Arleigh Burke guided-missile destroyer USS Roosevelt (DDG-80) is now operating in U.S. 6th Fleet as the newest hull in a quartet of U.S. warships based in Spain, the service announced on Tuesday.
Roosevelt left Mayport, Fla., last month to replace USS Carney (DDG-64) as part of a planned swap of the destroyers that have been based in Europe since 2015 as part of the U.S. European Phased Adaptive Approach to ballistic missile defense.
The destroyer will join USS Ross (DDG-71), USS Donald Cook (DDG-75) and USS Porter (DDG-78) based in Naval Station Rota, Spain. The other three destroyers will also slowly cycle out of 6th Fleet back to the U.S. by 2022.
“The arrival of Roosevelt is a tangible demonstration of our continued commitment to operate forward in support of our national security interests,” Vice Adm. Lisa Franchetti, commander of U.S. 6th Fleet, said in a statement.

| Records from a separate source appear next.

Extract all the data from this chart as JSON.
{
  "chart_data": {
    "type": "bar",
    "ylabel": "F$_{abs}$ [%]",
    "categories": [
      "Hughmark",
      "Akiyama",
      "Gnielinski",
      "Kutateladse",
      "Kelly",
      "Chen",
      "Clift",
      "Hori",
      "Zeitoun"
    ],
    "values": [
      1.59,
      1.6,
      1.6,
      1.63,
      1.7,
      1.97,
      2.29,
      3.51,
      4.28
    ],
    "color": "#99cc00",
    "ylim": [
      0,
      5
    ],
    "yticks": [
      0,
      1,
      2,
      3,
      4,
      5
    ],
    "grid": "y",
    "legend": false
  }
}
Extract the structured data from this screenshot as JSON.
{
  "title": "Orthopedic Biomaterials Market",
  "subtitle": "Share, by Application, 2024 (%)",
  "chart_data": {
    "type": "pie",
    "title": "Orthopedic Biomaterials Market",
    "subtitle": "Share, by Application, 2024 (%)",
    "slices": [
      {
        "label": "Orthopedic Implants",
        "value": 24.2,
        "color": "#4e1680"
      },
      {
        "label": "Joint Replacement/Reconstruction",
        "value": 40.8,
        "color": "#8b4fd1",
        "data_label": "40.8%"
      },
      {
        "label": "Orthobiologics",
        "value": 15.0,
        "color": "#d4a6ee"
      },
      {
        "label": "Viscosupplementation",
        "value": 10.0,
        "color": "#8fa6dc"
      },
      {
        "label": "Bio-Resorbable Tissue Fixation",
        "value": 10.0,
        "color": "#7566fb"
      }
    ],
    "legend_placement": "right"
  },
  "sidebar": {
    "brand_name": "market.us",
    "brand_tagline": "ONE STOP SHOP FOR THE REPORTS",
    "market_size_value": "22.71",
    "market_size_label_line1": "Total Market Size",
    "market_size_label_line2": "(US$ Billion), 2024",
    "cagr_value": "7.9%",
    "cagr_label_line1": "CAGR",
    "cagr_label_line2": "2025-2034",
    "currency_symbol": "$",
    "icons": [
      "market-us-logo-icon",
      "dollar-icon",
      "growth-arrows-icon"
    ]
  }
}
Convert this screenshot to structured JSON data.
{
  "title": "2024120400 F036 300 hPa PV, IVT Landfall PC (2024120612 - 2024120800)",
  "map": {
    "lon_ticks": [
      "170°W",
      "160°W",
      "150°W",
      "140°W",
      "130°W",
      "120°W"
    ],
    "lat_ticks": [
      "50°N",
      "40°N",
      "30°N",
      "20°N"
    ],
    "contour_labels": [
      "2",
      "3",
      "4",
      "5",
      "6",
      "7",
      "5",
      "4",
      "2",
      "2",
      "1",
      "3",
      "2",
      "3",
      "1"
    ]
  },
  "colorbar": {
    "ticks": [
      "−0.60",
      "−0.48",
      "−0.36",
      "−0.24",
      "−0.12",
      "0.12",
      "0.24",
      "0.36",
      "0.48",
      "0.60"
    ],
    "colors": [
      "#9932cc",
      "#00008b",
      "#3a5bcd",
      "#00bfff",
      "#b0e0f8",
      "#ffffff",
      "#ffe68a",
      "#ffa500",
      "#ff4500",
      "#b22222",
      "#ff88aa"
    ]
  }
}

“Our forward-deployed destroyers out of Rota, Spain, conduct the full range of maritime operations and provide unwavering support to our allies and partners across the region.”
Roosevelt is equipped with the modernized Baseline 9 Aegis Combat System that allows the destroyer to simultaneously track, target and fire on fighter and cruise missile threats as well as interdict ballistic missile threats. The previous quartet of forward-deployed destroyers can only conduct either BMD or traditional air warfare missions at once. However, they were modified with Raytheon’s Sea Rolling Airframe Missile (SeaRAM) to enhance their self-protection ability while conducting the BMD mission.
The destroyers are paired with two Aegis Ashore BMD facilities in Europe – one operational in Romania and one in Poland that’s suffered construction delays.
In addition to the BMD mission, the forward-deployed destroyers conduct regular regional presence missions.
On Monday, Rota-based destroyer Porter transited the Bosphorus into the Black Sea to work with other nations like Romania, Turkey and Ukraine.
U.S. warships have maintained a steady presence in the Black Sea since Russia seized the Crimea peninsula in 2014.